In a nutshell: We work to understand how thoughts, feelings, actions/reactions—many that you don’t even realize you have—fit together in your mind and use that insight to make the changes you want.

Ever have a strange dream? There’s a person who is sort of your sister and sort of the gym teacher you had a crush on? Or you’re on a train and then all of sudden you’re on a boat? How do you even make this stuff up?
Actually, let’s give credit where it’s due: to your unconscious mind.
The unconscious holds so much for us. A lot of it is the very stuff we need to know to do psychodynamic therapy. (More on this later.) The catch is, we’re usually not able to see it. So… how do we access it?
Reading the water
Let’s go back to the boat. When you’re on the water, you usually can’t see much beneath the surface. But anyone who spends time in a boat (kayak, etc.) will tell you that you can learn a lot about what’s going on under the water by looking at what’s happening on the surface.

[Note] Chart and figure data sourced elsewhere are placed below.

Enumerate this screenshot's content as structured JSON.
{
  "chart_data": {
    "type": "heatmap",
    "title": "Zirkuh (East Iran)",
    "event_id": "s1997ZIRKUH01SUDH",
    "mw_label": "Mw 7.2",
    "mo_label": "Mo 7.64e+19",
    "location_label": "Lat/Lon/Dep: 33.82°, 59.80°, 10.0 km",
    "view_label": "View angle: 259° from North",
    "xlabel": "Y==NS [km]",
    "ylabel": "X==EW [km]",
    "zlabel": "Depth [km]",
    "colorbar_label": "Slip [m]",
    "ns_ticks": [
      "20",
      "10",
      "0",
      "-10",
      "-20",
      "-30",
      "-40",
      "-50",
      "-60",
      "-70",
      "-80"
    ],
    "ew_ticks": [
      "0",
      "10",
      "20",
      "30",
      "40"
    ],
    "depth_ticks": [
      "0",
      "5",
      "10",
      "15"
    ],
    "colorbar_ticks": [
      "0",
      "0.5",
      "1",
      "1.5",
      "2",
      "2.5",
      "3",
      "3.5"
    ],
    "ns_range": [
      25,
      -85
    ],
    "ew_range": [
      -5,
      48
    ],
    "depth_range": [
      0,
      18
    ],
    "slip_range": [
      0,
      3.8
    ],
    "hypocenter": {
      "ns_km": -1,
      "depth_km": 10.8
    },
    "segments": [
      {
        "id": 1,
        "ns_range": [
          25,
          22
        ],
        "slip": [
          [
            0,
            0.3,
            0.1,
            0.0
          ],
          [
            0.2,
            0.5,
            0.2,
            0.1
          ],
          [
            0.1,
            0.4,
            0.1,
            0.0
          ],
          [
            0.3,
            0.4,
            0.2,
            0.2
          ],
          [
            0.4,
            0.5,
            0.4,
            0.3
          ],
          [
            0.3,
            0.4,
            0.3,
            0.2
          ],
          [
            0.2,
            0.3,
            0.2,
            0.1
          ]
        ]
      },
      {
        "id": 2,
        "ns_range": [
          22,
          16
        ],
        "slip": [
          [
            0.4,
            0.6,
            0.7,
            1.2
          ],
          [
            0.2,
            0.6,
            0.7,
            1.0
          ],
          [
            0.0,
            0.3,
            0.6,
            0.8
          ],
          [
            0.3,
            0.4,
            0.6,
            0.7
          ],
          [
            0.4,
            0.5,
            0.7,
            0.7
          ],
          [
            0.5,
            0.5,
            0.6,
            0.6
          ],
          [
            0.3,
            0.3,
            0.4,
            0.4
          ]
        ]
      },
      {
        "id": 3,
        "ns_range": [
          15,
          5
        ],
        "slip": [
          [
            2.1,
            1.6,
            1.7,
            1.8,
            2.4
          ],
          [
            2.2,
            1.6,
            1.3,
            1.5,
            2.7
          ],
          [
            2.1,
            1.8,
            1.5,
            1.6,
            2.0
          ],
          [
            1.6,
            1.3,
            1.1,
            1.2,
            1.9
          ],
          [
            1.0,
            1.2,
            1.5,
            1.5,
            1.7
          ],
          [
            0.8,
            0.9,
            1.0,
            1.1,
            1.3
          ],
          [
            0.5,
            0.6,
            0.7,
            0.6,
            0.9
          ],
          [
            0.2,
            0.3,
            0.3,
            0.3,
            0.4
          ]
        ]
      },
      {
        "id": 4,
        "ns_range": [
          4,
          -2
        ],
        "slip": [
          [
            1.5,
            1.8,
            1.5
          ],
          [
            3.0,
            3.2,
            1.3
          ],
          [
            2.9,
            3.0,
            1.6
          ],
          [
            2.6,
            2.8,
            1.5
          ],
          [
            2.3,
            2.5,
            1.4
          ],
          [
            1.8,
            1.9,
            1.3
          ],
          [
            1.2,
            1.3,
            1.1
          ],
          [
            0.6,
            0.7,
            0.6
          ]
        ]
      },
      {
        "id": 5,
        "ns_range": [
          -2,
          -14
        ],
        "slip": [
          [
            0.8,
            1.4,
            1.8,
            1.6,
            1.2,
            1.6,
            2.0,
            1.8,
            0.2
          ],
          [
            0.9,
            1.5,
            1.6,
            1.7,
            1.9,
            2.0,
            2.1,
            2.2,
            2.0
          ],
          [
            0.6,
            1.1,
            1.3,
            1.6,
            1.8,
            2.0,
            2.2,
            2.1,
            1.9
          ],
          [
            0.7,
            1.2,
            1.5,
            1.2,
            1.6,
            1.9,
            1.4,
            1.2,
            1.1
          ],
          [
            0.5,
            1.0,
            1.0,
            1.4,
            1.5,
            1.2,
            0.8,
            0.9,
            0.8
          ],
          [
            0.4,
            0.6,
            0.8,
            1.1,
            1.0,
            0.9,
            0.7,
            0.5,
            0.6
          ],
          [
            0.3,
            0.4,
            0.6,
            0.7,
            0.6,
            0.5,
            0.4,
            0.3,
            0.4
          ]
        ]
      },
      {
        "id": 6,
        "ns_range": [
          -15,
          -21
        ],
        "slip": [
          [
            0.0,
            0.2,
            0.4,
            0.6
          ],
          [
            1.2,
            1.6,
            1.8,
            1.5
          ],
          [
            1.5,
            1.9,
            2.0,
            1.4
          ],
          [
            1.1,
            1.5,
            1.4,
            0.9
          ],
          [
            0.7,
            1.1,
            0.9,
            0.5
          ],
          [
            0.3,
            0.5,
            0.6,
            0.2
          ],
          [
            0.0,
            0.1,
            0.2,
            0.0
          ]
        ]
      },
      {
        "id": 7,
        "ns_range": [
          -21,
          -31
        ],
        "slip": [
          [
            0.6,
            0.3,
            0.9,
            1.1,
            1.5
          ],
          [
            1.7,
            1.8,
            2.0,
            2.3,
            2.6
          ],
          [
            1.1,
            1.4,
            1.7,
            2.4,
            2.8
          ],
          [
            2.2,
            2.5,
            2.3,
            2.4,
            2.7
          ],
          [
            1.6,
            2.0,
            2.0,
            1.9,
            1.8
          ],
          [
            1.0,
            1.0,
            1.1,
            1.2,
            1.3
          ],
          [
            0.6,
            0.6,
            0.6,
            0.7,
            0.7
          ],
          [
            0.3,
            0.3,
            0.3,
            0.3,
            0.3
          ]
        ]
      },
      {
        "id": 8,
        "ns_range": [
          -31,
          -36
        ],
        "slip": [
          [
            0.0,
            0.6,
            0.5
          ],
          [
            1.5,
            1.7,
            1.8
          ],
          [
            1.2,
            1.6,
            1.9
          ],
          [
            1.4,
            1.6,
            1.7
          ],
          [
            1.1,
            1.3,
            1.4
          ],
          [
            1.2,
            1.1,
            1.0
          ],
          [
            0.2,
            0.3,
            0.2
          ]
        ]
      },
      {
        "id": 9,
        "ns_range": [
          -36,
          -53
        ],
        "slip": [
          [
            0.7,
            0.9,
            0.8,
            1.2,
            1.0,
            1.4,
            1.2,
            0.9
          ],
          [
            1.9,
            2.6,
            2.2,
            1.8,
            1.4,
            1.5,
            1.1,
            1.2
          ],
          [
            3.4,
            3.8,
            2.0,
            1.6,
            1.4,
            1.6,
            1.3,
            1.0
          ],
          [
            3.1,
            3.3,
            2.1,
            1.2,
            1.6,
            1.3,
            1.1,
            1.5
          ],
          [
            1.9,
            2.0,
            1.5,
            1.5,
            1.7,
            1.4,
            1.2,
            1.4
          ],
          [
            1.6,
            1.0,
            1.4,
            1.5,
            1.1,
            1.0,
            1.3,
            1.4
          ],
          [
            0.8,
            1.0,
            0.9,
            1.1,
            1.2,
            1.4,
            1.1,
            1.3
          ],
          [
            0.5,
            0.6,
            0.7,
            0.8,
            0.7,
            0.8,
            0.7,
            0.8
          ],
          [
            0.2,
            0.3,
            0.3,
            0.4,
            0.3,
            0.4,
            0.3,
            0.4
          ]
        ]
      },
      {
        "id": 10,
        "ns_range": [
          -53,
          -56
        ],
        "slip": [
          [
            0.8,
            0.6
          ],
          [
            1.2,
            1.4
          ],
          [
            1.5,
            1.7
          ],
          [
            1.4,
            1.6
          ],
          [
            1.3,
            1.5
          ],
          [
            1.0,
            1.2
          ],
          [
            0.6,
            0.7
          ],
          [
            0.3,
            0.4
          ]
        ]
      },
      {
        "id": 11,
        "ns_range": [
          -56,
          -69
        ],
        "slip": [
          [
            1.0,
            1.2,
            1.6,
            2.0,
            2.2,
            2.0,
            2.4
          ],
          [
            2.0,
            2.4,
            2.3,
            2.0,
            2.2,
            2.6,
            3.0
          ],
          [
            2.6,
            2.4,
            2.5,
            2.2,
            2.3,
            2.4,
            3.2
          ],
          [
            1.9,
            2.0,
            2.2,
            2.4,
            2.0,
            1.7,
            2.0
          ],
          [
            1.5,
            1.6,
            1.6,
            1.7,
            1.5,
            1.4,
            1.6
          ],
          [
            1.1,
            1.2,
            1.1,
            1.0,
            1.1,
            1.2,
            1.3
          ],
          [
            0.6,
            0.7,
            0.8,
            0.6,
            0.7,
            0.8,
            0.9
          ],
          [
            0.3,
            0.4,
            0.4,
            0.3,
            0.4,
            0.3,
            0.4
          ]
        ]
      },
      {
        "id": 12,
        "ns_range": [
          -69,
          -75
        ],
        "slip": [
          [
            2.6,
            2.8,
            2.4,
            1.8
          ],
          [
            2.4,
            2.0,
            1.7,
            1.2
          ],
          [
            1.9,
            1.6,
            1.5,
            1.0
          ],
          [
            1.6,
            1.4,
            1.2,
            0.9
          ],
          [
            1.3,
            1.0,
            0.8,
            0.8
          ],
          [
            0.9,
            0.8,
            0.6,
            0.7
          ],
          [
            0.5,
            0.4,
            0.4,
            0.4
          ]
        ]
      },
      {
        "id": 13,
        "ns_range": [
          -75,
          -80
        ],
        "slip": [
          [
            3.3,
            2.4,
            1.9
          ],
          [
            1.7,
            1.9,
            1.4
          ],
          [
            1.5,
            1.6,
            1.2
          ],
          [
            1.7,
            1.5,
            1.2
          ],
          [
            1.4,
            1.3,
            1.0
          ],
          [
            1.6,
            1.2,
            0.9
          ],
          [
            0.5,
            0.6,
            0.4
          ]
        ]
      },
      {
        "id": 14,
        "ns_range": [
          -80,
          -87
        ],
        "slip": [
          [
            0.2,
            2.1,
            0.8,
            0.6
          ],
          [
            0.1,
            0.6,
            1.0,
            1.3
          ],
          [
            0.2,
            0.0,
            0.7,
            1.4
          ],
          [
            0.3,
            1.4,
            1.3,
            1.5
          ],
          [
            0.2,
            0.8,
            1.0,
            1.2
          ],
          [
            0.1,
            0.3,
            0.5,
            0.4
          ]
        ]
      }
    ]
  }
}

And that’s what we can do. What we can see on the surface is your behavior, conscious thoughts and feelings. They don’t give an exact picture, but they can alert us to giant rocks near the boat. Then (carefully) we can go check out the rocks—yes, might need scuba gear— and learn more about them and how to avoid running aground on them.
Ok, enough with the water metaphor. For now.
Is it just talking about your past?
Or is it going to the source…
This is psychodynamic therapy’s bad rap. “How does it make things better to talk about what my mother said to me 20 years ago?”
Fair enough. We do talk about experiences from childhood. But the idea isn’t to go back and rehash old grievances or blame our problems on the past.
Hey, our early experiences of life shape us in the most basic and long-lasting ways. So the point is to examine—with the compassion you would have for a kid (in this case, you)— how your past experiences shaped your present ones:
Why do certain things get under your skin every time?
What are the unspoken rules you’ve been living by?
How were all these negative self-perceptions formed (and why so harsh)?
Why did you just sabotage yourself (again) in that interview?
So those are the signs on the surface—something is making those ripples. Maybe you already have an idea about what that is. Maybe not. Either way, more understanding will help you be aware of, and hopefully able to avoid, getting stuck on those particular rocks.
As you put all the bits of understanding together into a bigger (if weirdly dream-like) picture, you can gain a new perspective on yourself and start making more conscious choices about the way you respond to yourself and to the world around you.